Simulation of prestressed ultrasonic peen forming on bending deformation and residual stress distribution

Abstract

Elastic prestressed ultrasonic peen forming (UPF) is beneficial to obtain sufficient bending deformation and decrease spherical deformation. Numerical models of free UPF and prestressed UPF are established in this study to analyze effects of forming parameters (prebending curvature, firing pin velocity, offset distance, and plate thickness) on bending deformation and residual stress distribution. Meanwhile, the comparisons between free UPF and prestressed UPF are studied. The results show that increasing prebending curvature is beneficial to enlarge spanwise bending deformation and decrease spherical deformation of the plate. Large firing pin velocity, small offset distance, and small plate thickness play positive roles in the increase of spanwise bending deformation. Larger and deeper compressive residual stress can be obtained in prestressed UPF due to prebending deformation before shot peening process.
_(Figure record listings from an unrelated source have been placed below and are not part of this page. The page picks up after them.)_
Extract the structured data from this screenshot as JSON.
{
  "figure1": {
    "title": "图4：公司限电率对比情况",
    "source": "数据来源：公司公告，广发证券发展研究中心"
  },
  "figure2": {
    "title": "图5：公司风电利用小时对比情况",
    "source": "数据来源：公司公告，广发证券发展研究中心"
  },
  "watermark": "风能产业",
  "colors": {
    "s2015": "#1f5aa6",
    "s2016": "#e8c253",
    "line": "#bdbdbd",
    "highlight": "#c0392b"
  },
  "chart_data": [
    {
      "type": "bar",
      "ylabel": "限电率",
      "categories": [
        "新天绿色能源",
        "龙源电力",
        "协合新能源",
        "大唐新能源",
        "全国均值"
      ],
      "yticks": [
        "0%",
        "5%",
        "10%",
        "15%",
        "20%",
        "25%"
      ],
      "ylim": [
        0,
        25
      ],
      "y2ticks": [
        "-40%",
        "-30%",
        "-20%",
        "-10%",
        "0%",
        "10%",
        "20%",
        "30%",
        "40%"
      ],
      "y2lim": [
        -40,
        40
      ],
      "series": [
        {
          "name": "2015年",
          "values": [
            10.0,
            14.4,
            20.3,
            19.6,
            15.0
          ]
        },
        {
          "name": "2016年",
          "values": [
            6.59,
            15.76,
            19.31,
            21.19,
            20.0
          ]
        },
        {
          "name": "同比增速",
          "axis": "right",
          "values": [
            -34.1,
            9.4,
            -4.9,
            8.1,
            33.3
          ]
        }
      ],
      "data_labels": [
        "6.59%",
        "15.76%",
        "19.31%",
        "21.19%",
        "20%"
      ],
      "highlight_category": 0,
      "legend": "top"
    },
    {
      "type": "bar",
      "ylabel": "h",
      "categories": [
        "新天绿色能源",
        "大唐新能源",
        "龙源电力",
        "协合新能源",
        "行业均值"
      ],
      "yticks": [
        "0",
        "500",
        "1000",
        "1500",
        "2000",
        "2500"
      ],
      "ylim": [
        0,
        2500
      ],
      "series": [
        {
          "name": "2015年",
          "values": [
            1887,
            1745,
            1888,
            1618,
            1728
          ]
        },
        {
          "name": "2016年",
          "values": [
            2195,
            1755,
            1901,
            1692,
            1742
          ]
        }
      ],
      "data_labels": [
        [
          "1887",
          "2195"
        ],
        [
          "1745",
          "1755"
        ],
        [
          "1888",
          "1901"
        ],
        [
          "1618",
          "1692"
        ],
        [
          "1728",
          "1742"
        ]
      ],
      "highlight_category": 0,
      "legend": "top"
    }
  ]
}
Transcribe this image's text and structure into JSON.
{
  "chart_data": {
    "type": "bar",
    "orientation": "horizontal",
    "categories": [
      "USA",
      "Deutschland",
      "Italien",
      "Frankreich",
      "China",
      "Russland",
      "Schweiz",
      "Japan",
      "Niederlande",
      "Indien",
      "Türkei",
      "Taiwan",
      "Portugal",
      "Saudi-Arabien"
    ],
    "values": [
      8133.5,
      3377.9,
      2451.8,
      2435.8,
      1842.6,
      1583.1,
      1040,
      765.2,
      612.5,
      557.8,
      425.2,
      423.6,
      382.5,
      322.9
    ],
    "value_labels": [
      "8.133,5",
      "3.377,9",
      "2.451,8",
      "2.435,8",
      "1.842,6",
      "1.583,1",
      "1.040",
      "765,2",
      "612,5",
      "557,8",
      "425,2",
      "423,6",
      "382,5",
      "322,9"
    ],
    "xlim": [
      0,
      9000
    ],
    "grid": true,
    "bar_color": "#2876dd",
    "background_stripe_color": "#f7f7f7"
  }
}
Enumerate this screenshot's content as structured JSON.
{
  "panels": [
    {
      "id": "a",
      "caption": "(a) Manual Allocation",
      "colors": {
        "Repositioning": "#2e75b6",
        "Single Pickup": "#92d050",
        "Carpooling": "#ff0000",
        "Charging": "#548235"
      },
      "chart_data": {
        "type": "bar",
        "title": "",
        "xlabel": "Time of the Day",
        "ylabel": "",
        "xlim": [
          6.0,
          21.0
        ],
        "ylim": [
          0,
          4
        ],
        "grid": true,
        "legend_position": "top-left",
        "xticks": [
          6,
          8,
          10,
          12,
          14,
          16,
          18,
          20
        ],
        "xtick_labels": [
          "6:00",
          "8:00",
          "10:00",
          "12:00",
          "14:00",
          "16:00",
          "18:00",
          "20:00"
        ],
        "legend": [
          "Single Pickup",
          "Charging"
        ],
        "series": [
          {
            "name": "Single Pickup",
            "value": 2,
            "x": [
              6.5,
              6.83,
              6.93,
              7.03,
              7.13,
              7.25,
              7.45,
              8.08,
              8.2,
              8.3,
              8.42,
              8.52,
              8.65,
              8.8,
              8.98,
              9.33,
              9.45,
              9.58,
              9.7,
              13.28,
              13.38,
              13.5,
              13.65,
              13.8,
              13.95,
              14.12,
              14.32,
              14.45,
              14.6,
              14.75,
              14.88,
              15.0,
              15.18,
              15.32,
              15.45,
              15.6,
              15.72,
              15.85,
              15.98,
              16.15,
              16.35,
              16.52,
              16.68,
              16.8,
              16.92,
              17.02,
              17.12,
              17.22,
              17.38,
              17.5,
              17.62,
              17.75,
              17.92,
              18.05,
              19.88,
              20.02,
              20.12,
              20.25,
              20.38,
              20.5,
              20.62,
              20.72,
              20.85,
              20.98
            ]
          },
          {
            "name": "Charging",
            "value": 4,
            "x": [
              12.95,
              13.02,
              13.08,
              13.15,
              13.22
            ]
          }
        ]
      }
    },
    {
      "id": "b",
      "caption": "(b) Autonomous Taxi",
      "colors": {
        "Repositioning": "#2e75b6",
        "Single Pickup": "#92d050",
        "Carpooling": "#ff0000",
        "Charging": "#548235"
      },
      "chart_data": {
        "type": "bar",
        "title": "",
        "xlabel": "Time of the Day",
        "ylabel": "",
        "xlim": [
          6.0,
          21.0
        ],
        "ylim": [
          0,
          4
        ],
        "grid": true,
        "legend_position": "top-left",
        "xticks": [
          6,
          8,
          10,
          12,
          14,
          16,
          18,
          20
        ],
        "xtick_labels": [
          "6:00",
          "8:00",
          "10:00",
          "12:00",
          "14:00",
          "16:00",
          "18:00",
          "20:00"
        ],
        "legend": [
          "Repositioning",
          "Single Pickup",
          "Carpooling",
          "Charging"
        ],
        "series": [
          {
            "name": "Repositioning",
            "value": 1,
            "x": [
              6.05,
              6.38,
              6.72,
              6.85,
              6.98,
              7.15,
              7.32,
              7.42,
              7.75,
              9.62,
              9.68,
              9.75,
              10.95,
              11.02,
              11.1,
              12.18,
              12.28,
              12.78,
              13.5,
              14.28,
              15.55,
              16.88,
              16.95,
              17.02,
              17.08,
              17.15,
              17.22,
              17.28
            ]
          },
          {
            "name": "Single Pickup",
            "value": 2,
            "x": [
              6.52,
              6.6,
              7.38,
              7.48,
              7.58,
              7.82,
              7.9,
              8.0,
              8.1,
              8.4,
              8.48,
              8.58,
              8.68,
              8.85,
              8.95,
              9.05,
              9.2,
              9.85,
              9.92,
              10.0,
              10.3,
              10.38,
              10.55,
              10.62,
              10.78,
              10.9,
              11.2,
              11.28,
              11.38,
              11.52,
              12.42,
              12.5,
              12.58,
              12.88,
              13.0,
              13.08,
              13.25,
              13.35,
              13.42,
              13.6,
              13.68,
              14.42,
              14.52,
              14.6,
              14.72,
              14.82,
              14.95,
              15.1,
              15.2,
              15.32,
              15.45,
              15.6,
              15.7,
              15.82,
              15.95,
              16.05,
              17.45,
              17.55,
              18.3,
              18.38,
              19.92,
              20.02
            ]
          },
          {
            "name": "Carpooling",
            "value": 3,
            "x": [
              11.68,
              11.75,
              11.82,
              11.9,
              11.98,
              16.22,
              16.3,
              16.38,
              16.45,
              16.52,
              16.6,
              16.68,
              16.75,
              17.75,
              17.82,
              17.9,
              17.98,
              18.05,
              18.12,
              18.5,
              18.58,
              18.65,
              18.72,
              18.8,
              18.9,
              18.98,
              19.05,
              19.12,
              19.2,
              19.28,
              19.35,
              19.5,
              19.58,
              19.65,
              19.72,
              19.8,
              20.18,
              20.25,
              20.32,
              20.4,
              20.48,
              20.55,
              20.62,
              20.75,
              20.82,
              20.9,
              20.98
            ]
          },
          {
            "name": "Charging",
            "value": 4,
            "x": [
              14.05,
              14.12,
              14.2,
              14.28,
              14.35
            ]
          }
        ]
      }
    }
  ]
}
Large prebending curvature, large firing pin velocity, and small plate thickness significantly increase surface and maximum compressive residual stress and total depth of compressive residual stress, while descending offset distance only slightly increases these values. Experiments are conducted and the simulated results agree with experiments. This study provides guidance for parameter selection in prestressed UPF and sufficient deformation for wing plate with large thickness.